The Rebellion of Anti A Year Later
‘I got to do things my own way darling,’ she sings on the album’s opener “Consideration”, signalling her departure (fearlessly stressed through her exodus from Def Jam and the introduction of her own label Westbury Road) from a career that in retrospect feels almost superficial, but her declarations of independence and creative freedom throughout Anti indicate emancipation from an array of factors: constraints of jilted lovers, artistic disillusionment, devotee expectations, corporate restrictions, and commercial anticipation.
With Anti in development for two years – the longest gap in Rihanna’s career, having released an album almost annually from 2005 to 2012 – the tone varies almost from song to song, reflecting both an artistic turmoil and the artist’s charge at experimentation. ‘I’d rather be smoking weed whenever we breathe,’ she deadpans unapologetically on “James Joint”, a mood she maintains throughout the album. Though at times Anti can feel a little too free-form in its musical direction, the authorial intent is explicit: ‘Didn’t they tell you I was a savage?’ she asks on “Needed Me”, having more clearly established her sentiment on “Consideration (‘Why you will never let me grow?’).
Anti acts as a catalyst in her creative progression and as an act of rebellion in reclaiming herself and her artistic integrity through a not-so-peaceful resistance (‘Can we burn something babe?’ she pleads, perhaps as a reference to previous recordings) against both corporations and audiences alike. In fact, at times it is difficult to distinguish as to whom is being addressed.
In her siren-like voice she sings of sex, of drugs, and also love, but the result is one of frustration; from “Work” to “Desperado” and culminating with “Love on the Brain” and “Never Ending”, she encapsulates loves burned out (loves that burned her?), but is it love for another or love for herself she’s determined to recapture? ‘I knew your face once but now it’s unclear,’ she sings, but to whom? Are these songs a statement of her sexual agency or an attack against those who kept her bound to a career she seems to have now dismissed? #ANTIdiary can feel like a dramatic performance, far too short or condensed to decipher the subtext, but ultimately it is a love letter to her own growth as an artist, an introspective evaluation of her eleven year trajectory in entertainment.

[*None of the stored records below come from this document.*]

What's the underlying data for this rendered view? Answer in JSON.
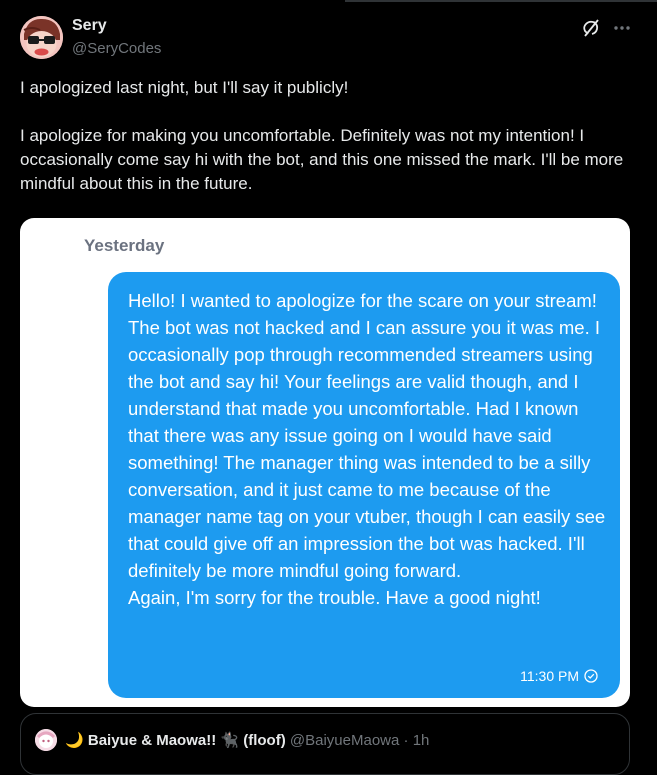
{
  "author": {
    "name": "Sery",
    "handle": "@SeryCodes"
  },
  "post": {
    "paragraph1": "I apologized last night, but I'll say it publicly!",
    "paragraph2": "I apologize for making you uncomfortable. Definitely was not my intention! I occasionally come say hi with the bot, and this one missed the mark. I'll be more mindful about this in the future."
  },
  "screenshot": {
    "day_label": "Yesterday",
    "message": "Hello! I wanted to apologize for the scare on your stream! The bot was not hacked and I can assure you it was me. I occasionally pop through recommended streamers using the bot and say hi! Your feelings are valid though, and I understand that made you uncomfortable. Had I known that there was any issue going on I would have said something! The manager thing was intended to be a silly conversation, and it just came to me because of the manager name tag on your vtuber, though I can easily see that could give off an impression the bot was hacked. I'll definitely be more mindful going forward.\nAgain, I'm sorry for the trouble. Have a good night!",
    "time": "11:30 PM"
  },
  "quoted": {
    "name_prefix": "🌙",
    "name": "Baiyue & Maowa!!",
    "name_suffix": "🐈‍⬛ (floof)",
    "handle": "@BaiyueMaowa",
    "separator": "·",
    "age": "1h"
  },
  "icons": {
    "grok": "grok-icon",
    "more": "more-icon",
    "read_receipt": "check-circle-icon"
  },
  "colors": {
    "bubble": "#1d9bf0",
    "background": "#000000",
    "secondary_text": "#71767b"
  }
}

Introspection underpins the overall lyrical production of Anti (including the disorienting “If They Let Us” artwork poem), so much that it is hard to know if this is the first time she is being sincere – a common byproduct of a pop artist releasing their record of reinvention – but an involuntary unfiltering of herself permeates the record. Her openness and vulnerability reach new heights in her eleven year career, but she never descends into self-pity or even sentimental confessions (except perhaps for the anticlimactic “Close to You”). In Anti, she removed the covers (she) once imposed on her(self), taking greater flexibility at the interconnectedness of the songs to make the final cut. It would be worth to one day access the unreleased songs of this recording, if only to fill in the highs and lows of her process.
‘I know I can be more creative,’ she promises on the penultimate “Higher”, but keeps the end open to interpretation – a deliberate choice to lead us straight through to #ANTIdiaryVolII or whatever musical chapter comes next. That Anti didn’t receive an Album of the Year nomination at the Grammys is a win rather than a loss. It is this industry she seems resolute to break away from with this record. ‘I come fluttering in from Neverland, time could never stop me, no, no, no, no.’
A year (and a month) on, it is still difficult to point to a defining highlight. The album’s strength lies on its power to erase the distinction between experimentation and cohesion, reaching its innate crescendo with Tame Impala’s “Same Ol’ Mistakes” and its spell casting ‘Feel like a brand new person.’
Rihanna’s all grown up, but her magnum opus is yet to be written. Anti was a breakthrough – for Rihanna, for women, for music. ‘I’ve been waiting up all night,’ “Kiss it Better” reverberates, an echo of us all awaiting her next effort.